West Virginia Department of Health and Human Resources Secretary Karen Bowling says the CDC's recommendations are simply a cautionary move.
"The suggestion is they drink bottled water," Bowling said. "We're doing it out of caution, and if they have any concerns, please see your doctor to talk about it. Because I think that one on one conversation is the most important conversation."
But Johnstone and many other expecting moms are upset the CDC warned pregnant women several days after the water ban started being lifted.
"My first thought was why are we just now hearing about this?," Johnstone said. "All along we've been hearing 1 ppm (parts per million) was the safe amount, and now seven days into the crisis, now we have a new benchmark."
Bowling says she understands the frustrations, but ultimately, it was the CDC's call.
"I can't speak to that," Bowling said. "As soon as the guidance was issued to us from the CDC, we immediately went about providing that info to the public so that the recommendation was out there."

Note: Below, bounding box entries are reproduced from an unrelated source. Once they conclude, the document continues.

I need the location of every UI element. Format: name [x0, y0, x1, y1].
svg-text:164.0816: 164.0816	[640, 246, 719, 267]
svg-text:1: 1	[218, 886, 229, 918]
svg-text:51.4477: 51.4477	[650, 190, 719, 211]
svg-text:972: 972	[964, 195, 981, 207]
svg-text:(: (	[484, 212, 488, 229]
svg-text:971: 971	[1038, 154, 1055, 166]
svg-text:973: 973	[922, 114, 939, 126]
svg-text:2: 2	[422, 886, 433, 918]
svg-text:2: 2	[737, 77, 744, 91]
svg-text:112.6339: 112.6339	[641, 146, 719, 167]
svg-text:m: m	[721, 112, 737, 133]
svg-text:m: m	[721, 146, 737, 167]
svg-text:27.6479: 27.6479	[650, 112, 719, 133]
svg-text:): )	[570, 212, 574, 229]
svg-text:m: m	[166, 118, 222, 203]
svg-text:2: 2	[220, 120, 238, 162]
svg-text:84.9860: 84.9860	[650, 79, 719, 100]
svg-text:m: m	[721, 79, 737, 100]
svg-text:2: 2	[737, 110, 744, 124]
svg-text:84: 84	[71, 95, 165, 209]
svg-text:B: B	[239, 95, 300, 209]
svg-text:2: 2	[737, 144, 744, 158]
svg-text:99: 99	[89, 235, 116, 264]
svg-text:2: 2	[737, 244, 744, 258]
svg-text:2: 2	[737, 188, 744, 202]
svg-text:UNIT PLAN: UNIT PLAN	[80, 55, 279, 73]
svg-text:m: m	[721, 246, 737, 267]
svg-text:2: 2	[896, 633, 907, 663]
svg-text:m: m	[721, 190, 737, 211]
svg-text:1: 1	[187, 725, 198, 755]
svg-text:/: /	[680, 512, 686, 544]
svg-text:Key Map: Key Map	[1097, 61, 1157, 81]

The CDC recommendations ask pregnant women to use bottled water until there are no detectable levels of MCHM, the chemical that spilled into the Elk River in Charleston last week.
The WV DHHR has answered many questions pregnant women may have like will the chemical harm their unborn baby, can they wash dishes or clothes with tap water, and what if they already drank the water. You can find the answers to those questions and many more on the DHHR website.